I have been designing a neural network to perform predictions on construction item costs. I've developed a core set of predictors that seem to describe the problem space well - they appear to be highly correlated with the dependent variable (the construction item cost) and generally uncorrelated with each other.
These predictors cover a range of features including:
- Quantity of work
- Time of year (month / quarter)
- Location (by county or larger regions)
- National construction cost index
- Union worker prevailing wages
- Material cost indices
The neural network architecture is multi-layer preceptron (MLP) trained using resilient back-propagation (RProp). Though I typically use less than ten inputs, the network has around 60-70, due to conversion of several inputs to 1-of-N form. I'm using only a single hidden layer and have generally restricted the neuron count from 9 to the number of inputs in the network. I iterate the training anywhere from 1000 - 8000 times, depending. I typically split the data 85% / 15%, test / train. I've not done cross-validation because I'm not yet comfortable that I really have the right number / combination of predictors to start comparing models for performance.

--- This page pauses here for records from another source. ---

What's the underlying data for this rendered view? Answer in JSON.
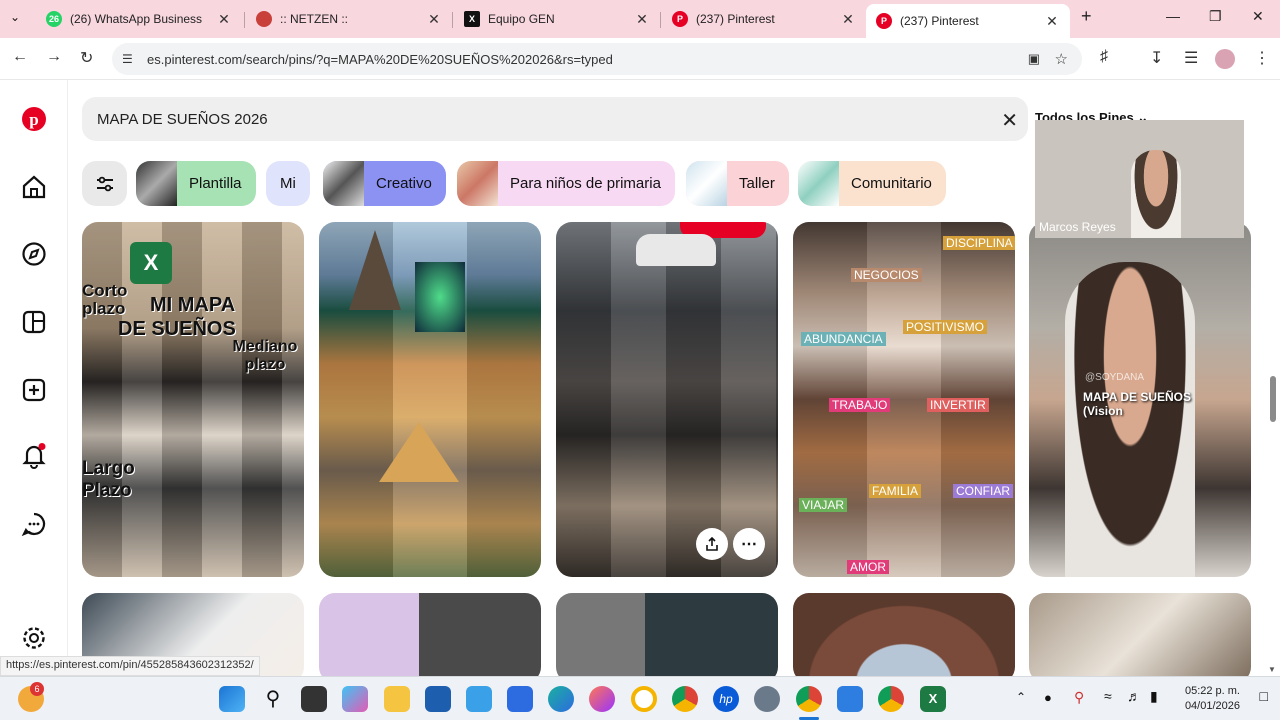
{
  "browser": {
    "tabs": [
      {
        "title": "(26) WhatsApp Business",
        "color": "#25d366",
        "glyph": "26"
      },
      {
        "title": ":: NETZEN ::",
        "color": "#c9403a",
        "glyph": ""
      },
      {
        "title": "Equipo GEN",
        "color": "#111111",
        "glyph": "X"
      },
      {
        "title": "(237) Pinterest",
        "color": "#e60023",
        "glyph": "P"
      },
      {
        "title": "(237) Pinterest",
        "color": "#e60023",
        "glyph": "P"
      }
    ],
    "url": "es.pinterest.com/search/pins/?q=MAPA%20DE%20SUEÑOS%202026&rs=typed"
  },
  "search": {
    "query": "MAPA DE SUEÑOS 2026",
    "filter_label": "Todos los Pines"
  },
  "chips": [
    {
      "label": "Plantilla",
      "color": "#a7e2b5"
    },
    {
      "label": "Mi",
      "color": "#dfe3fb"
    },
    {
      "label": "Creativo",
      "color": "#8b92f2"
    },
    {
      "label": "Para niños de primaria",
      "color": "#f7d9f3"
    },
    {
      "label": "Taller",
      "color": "#fbd3d6"
    },
    {
      "label": "Comunitario",
      "color": "#fbe2cf"
    }
  ],
  "pins": {
    "p1": {
      "line1": "MI MAPA",
      "line2": "DE SUEÑOS",
      "corto": "Corto plazo",
      "mediano": "Mediano plazo",
      "largo": "Largo Plazo"
    },
    "p4": {
      "tags": [
        "DISCIPLINA",
        "NEGOCIOS",
        "POSITIVISMO",
        "ABUNDANCIA",
        "TRABAJO",
        "INVERTIR",
        "FAMILIA",
        "CONFIAR",
        "VIAJAR",
        "AMOR"
      ]
    },
    "p5": {
      "caption": "MAPA DE SUEÑOS (Vision",
      "handle": "@SOYDANA"
    }
  },
  "video_call": {
    "name": "Marcos Reyes"
  },
  "status_url": "https://es.pinterest.com/pin/455285843602312352/",
  "clock": {
    "time": "05:22 p. m.",
    "date": "04/01/2026"
  },
  "taskbar": {
    "notif_badge": "6"
  }
}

For evaluation, I use the SSE to keep an eye on bias / variance changes, and an overall "success" metric which records the number of times the network successfully predicts a cost within a given percentage of the actual value, typically 15%.
To this point, I've found a couple "sweet spots" in learning rates and hidden nodes that yield good results with the test data without overfitting the training data greatly. However, I seem to have hit a limit.
Right now, I can achieve 65% "success" on the test data (i.e., the network successfully predicts within 15% of the actual value 65% of the time), which is encouraging. I've achieved higher results, but the model starts to overfit the training data. That is, once the model hits about 75% success on the training data, generalization starts to degrade.
It seems I should be able to achieve better success on my test data than I am. But at this point, I have to admit that my testing has gotten a bit ad hoc and I'm not really sure how to go about more thoroughly searching for better parameters or identifying performance characteristics that might give me a clue as to what's wrong...